I probably should have guessed it was a yellow warbler, though, because there were a lot of them at Malheur and most of them flew away as soon as I pointed a lens at them,

WrblrDving

though occasionally I got lucky and found one so focused on attracting a mate or claiming its territory that it totally ignored me.

Warbling

There are a lot of small birds at Malhuer when you’re focusing on seeing them. This flycatcher, a Western Wood-Pewee, I think, was totally indifferent to me, returning to the same branch after each attempt to catch an insect.

WstrnWdPwe

You also see a lot of birds at Malheur sitting on fence lines since that’s the highest point around. I first thought this was a Black Phoebe, but after a closer look I think it is an Eastern Kingbird,

MlhrEstrnKngbrd

a bird I very seldom see and might not recognize with a birding book.
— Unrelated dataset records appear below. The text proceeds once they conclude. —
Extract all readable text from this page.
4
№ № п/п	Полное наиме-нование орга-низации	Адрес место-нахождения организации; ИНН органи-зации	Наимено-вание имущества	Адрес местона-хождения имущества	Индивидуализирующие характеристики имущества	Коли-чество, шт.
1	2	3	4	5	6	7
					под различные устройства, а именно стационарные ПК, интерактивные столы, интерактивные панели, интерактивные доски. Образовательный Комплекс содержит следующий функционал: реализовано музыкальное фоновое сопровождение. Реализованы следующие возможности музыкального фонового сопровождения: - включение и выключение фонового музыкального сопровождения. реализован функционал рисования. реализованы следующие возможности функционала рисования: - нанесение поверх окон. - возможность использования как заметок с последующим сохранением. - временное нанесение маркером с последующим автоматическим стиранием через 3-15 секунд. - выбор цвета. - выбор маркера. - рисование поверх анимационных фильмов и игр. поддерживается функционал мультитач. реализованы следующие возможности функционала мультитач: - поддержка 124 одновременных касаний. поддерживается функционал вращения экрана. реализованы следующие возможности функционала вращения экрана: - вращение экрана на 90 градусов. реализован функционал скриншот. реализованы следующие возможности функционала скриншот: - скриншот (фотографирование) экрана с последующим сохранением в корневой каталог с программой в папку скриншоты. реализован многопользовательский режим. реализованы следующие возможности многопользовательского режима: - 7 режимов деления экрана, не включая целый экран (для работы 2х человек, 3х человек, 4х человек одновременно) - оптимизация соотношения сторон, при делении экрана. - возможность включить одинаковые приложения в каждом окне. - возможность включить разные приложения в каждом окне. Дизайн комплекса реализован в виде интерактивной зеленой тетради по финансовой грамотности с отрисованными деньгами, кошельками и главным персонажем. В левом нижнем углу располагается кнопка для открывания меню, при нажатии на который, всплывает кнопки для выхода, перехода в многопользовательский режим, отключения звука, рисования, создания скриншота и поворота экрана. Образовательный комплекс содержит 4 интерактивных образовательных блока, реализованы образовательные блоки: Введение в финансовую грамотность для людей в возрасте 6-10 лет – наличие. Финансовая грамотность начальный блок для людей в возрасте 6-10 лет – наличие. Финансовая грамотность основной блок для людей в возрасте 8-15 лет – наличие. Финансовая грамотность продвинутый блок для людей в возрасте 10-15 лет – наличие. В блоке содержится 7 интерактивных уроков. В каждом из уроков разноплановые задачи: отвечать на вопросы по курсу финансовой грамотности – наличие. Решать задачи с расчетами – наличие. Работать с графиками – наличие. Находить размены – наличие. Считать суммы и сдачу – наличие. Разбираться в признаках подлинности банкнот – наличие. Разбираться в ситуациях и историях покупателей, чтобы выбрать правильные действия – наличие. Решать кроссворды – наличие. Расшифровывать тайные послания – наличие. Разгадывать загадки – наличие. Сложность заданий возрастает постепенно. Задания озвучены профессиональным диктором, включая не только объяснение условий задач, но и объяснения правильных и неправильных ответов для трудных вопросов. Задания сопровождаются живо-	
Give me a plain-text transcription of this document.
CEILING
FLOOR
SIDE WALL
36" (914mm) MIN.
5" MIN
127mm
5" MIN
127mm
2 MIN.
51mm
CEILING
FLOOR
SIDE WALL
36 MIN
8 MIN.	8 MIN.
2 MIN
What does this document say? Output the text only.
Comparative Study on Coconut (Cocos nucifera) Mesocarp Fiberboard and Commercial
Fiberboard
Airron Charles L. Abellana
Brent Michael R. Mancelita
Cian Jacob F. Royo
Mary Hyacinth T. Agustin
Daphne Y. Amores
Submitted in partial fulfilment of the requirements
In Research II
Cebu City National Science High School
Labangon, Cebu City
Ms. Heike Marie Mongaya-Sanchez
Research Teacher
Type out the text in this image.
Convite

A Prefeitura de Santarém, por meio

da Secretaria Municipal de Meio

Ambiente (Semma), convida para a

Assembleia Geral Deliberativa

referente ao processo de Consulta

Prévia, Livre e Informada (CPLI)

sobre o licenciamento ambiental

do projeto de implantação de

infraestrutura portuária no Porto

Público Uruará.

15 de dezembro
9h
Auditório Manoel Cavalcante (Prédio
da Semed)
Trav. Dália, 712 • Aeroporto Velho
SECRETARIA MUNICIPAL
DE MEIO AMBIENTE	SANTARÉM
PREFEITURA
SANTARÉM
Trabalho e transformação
4 thoughts on “Looking a Little Harder

  1. These are wonderful songbird photos. That singing yellow warbler is truly beautiful. Lately, all we have been seeing in our local birding spots are songbirds. Not sure where the shorebirds and ducks have gone, but they are definitely not here.

    • Yes,all the shorebirds (except for the Killdeer) and all the ducks (except the Mallards) seem to have left here, too. One of these days I’ll get a chance to follow them to their breeding grounds.

  2. The small birds around here are incredibly active (when they’re around). I can usually hear them before I can see them. When I do see them, they’re seldom on perched on the same limb long enough for me to bring the camera to my eye! Lots of shots of empty branches!

    • That first shot was my tribute to empty branches, dave. If I didn’t delete them immediately I’d have more shots of branches than Great Blue Herons.